Kalah dalam Sengketa Sriwedari, Kado Pahit HUT Kota Solo
Editor
Muhammad Iqbal
Selasa, 16 Februari 2016 14:42 WIB
TEMPO.CO, Surakarta - Putusan Mahkamah Agung (MA) yang menolak peninjauan kembali pemerintah Surakarta atas sengketa lahan Sriwedari menjadi kado pahit hari ulang tahun Kota Surakarta pada 17 Februari 2016. Putusan MA pada 10 Februari 2016 itu memperkuat kedudukan ahli waris Wiryodiningrat atas lahan tersebut.
Mitra Museum Radyapustaka, Teguh Prihadi, mengatakan masyarakat sangat kecewa dengan putusan tersebut. "Ini menjadi kado pahit bagi hari jadi Kota Solo," katanya, Selasa, 16 Februari 2016. Sebab, putusan itu mengakibatkan lahan yang selama ini telah menjadi ruang publik itu harus dilepas pemerintah.
Tanah Sriwedari merupakan salah satu lahan yang berada di pusat kota. Di atas lahan tersebut terdapat sejumlah fasilitas publik, seperti Stadion Sriwedari, gedung wayang orang, serta Museum Radya Pustaka. Stadion Sriwedari juga dianggap sebagai stadion yang bersejarah lantaran digunakan sebagai penyelenggaraan Pekan Olahraga Nasional yang pertama.

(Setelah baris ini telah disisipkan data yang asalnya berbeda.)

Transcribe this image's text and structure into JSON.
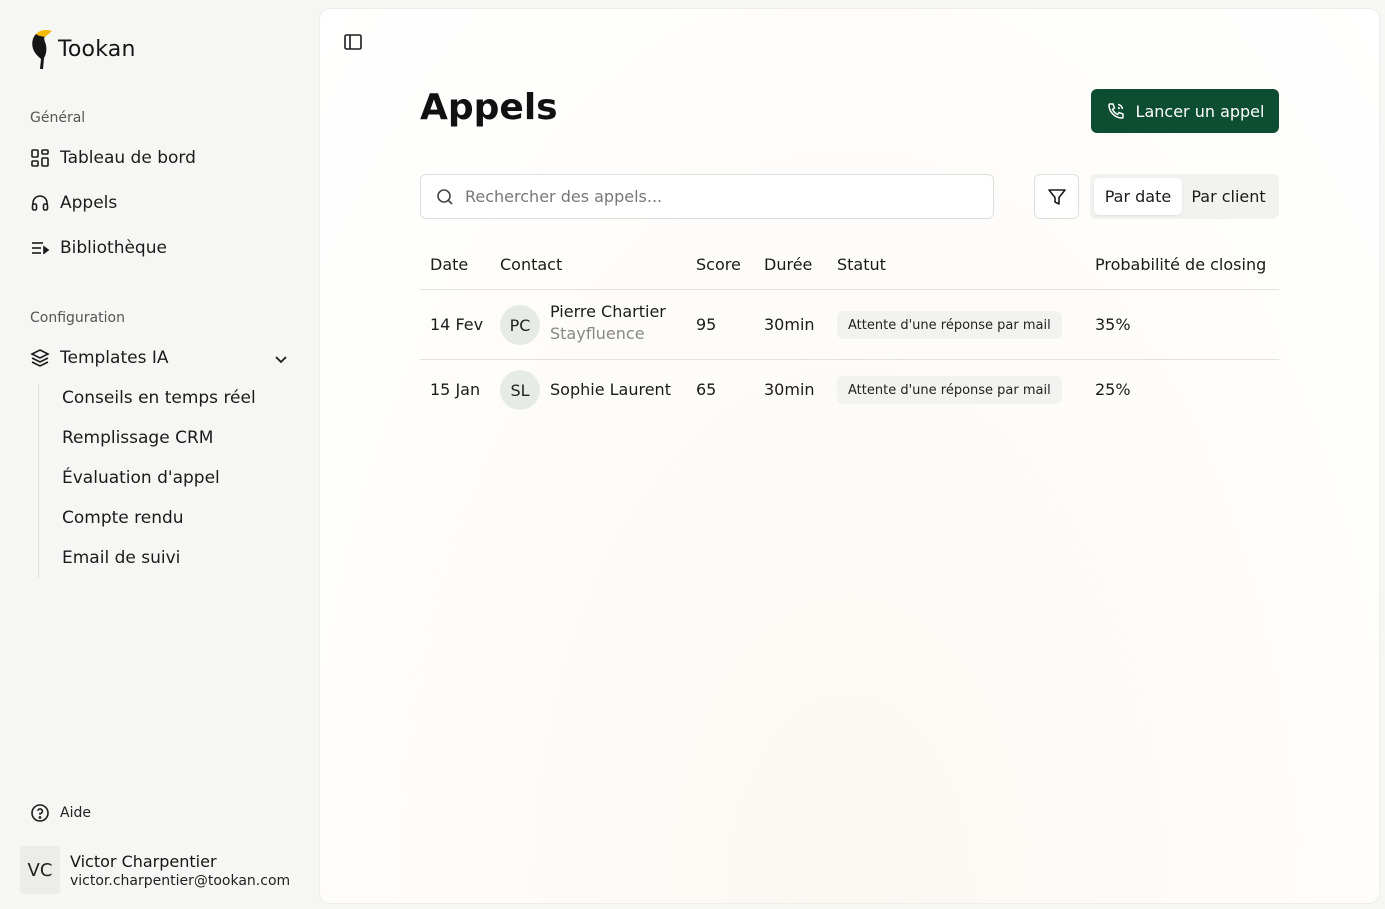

Menurut Teguh, pemerintah harus tetap mempertahankan lahan tersebut. "Jika kalah dalam jalur hukum, harus ada jalur yang lain," katanya. Menurut dia, pemerintah belum melakukan upaya maksimal dalam mempertahankan lahan tersebut. "Mediasi yang dilakukan oleh pemerintah dengan ahli waris tidak membuahkan hasil," katanya.
Seharusnya, kata dia, pemerintah menyiapkan tim lobi yang andal untuk melakukan mediasi. Jika perlu, pemerintah harus melibatkan masyarakat dalam proses tersebut. "Sriwedari telah menjadi bagian dari kebudayaan masyarakat di Surakarta," kata dia. Hal itu menjadi dasar bagi pemerintah dalam mempertahankan lahan tersebut. "Jika perlu, pemerintah bersama masyarakat membeli lahan tersebut," katanya.
Apalagi, beberapa bangunan yang ada di Sriwedari merupakan bangunan peninggalan kebudayaan, misalnya Museum Radyapustaka. "Ada juga stadion yang menjadi tempat pelaksanaan PON pertama," katanya. Nilai sejarah yang ada di atas lahan Sriwedari sangat tidak ternilai dan harus dipertahankan.
Dia juga meminta agar pengadilan tidak gegabah dalam melakukan eksekusi atas lahan itu. "Ini bukan hanya persoalan hukum," katanya. Pengadilan juga harus mempertimbangkan aspek sejarah, sosiologi, serta budaya.
Kuasa hukum ahli waris Wiryodiningrat, Anwar Rachman, mengatakan mereka telah berjuang selama 46 tahun untuk mendapatkan lahan tersebut. "Kami berjuang untuk lahan yang dikuasai oleh pemerintah tanpa hak selama bertahun-tahun," katanya.
Menurut dia, persoalan Sriwedari merupakan sengketa antara ahli waris dan pemerintah. "Masyarakat tidak menjadi pihak dalam sengketa ini," katanya. Dia berharap masyarakat tidak ikut ambil bagian dalam sengketa itu.